Waber went on to combine the data from the social sensing ID badges with other data sources -- e-mail and instant messaging patterns, phone logs, and meeting information---and selected data features that related to job performance and satisfaction, and how people communicate and collaborate. He then began to test those features across dozens of companies in different industries.
"Eventually we found the same trends recurring over and over again, making it highly unlikely that our findings were a coincidence."
Waber's research revealed that the key to transformation in the workplace is "social levers" -- small changes that people respond to in dramatic ways. Act on these social levers in the right way and you will get big results.
What are some important social levers?
Having a tight-knit group that you can commiserate with is a critical one, says Waber. It is evident across companies and cultures: A tight group enables employees to vent and gain support. It also allows for the exchange of complex information and tips.
The size of your network matters as well. In one project, Waber and his team observed workers in a lunchroom with tables of varying sizes -- some with four seats and others with 10 to 12 seats. The lunch groups remained fairly stable over time.
"We found that the people who sat at the larger tables had substantially higher performance," observes Waber. This is because they had created a much bigger network to tap into. Over the course of the week, they saw the same people again and again. Consequently, they often knew what these colleagues were working on and could go to them if they had a problem. The employees at the smaller tables, on the other hand, had smaller networks and less opportunity to interact.
The diversity within your network also matters, the team discovered. Waber finds that people tend to spend time with those who are similar to them. "Whether it's gender, race or the school you went to, there are many different ways we break ourselves into groups."
But it's important to break out of your comfort zone, expand your network and connect with broader groups. What makes people more innovative and productive is having different connections in a variety of social groups, according to their research.

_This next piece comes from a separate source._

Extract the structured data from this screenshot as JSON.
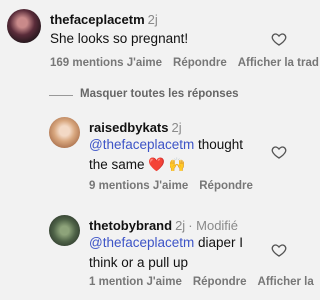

If all your friends are similar and have the same opinions, preferences and habits, there aren't many new ideas coming in.
Branch out and talk to people in groups you wouldn't normally talk to, suggests Waber. It doesn't have to be through a formal mechanism. "It can be through bumping into people by the coffee machine. Just standing there and chatting gives you new perspective. Our research shows that chance encounters make people more effective."
Waber recommends taking time every day to walk around, check in with people and say hello. Workers who are more physically active are more excited, emotive and engaged in their work. This drives up energy levels and makes people more productive and happy, he says.
The physical environment is also a huge social lever. Waber finds that companies often don't think strategically about the people they want interacting with each other. "If you are stuck in an office far away from everyone you work with, it's unlikely that you will be talking to anyone else." Your location can affect morale and productivity, as can a workplace where everyone sits in their offices with the doors closed. You need to have the right groups bumping into and talking to each other.
One final social lever: Reduce e-mail!
"The more e-mail you engage in, the less effective you are," says Waber. "People think being on the computer is the same as being face to face. That's a fallacy."
E-mail and instant messaging are not universally bad, he says, but if we rely on them too much and don't take the time to interact with people on a personal level, we will pay the price.
There is a pervasive belief in our society that in order to be productive, we need to be chained to our desks with our heads down.
But Waber's research begs to differ.